Each document includes serial number, property name and address, county, city, construction date, architect/builder, classification, owner's name, description, area of significance, significance, relationship to surroundings, and bibliography.

  • Classification may include brief information on accessibility, present use, condition, and alterations.
  • Extensively detailed description includes information on style, setting, plan, stories, bays, construction, entrances, windows, interior, and construction history.
  • Discussion of significance focuses mainly on the architectural contribution of the property, but frequently offers other pertinent details, including biographical or historical information.
  • Bibliography, in addition to listing sources of information, often includes extensive biographical and historical details relating to the building, its architect, original owners, or the surrounding community.

How can I use it?

Teachers and students of architecture will find unusually detailed descriptions of individual structures, many of which represent excellent examples of common styles in the area, such as Romanesque Revival, Victorian, Spanish Colonial Revival, and Eclectic. Residential and church architecture are especially well represented here. Architectural and biographical information about important local architects, including Sanguinet & Staats, William W. Watkin, and Joseph Staub, to name a few, is also included.

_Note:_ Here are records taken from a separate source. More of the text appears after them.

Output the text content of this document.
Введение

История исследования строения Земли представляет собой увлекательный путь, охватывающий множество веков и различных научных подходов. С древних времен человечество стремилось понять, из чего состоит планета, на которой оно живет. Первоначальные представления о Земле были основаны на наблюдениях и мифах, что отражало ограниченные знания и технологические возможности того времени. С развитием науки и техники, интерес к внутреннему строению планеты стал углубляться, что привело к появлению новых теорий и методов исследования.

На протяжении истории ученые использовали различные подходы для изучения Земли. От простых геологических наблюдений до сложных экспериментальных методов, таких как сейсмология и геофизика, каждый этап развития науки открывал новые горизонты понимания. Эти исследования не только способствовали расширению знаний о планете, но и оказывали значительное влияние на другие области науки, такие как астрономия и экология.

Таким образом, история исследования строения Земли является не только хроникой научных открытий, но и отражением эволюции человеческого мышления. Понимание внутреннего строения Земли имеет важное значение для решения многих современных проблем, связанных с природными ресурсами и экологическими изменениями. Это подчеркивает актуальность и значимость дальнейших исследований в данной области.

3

Though focusing primarily on architectural features, this survey offers a wealth of additional social and historical information. Church history and religion are well-represented in discussions of early churches in the area, including Catholic, Baptist, Episcopal, Jewish, Presbyterian, and Methodist churches. Antioch Missionary Baptist Church, for example, is the oldest black Baptist church in the community, while First Methodist was the earliest Protestant church in a traditionally Catholic area. Educational history is also of prominent interest here, especially for those with an interest in Rice University (formerly Rice Institute), the University of Houston's downtown campus, private Catholic education, or local public education.

Those with an interest in community planning may be interested in the detailed descriptions of historic planned communities, like Broadacres, Courtlandt Place, and the Old Sixth Ward. In addition, genealogists may find information about prominent local citizens, including such figures as Dr. B. J. Covington, a noted physician and an early leader of Houston's black community, and Ima Hogg, daughter of a Texas governor and dedicated promoter of the cultural arts.

What else should I know?

This survey provides exceptionally detailed research and, especially when combined with data from other neighborhood surveys that frequently exists on the same sites, provides excellent information on both the architecture and the history of the buildings surveyed and the local community. Although survey documents are inconsistent in their placement of historical and biographical information in either the significance section or the bibliographic section, the user will have no difficulty identifying valuable information.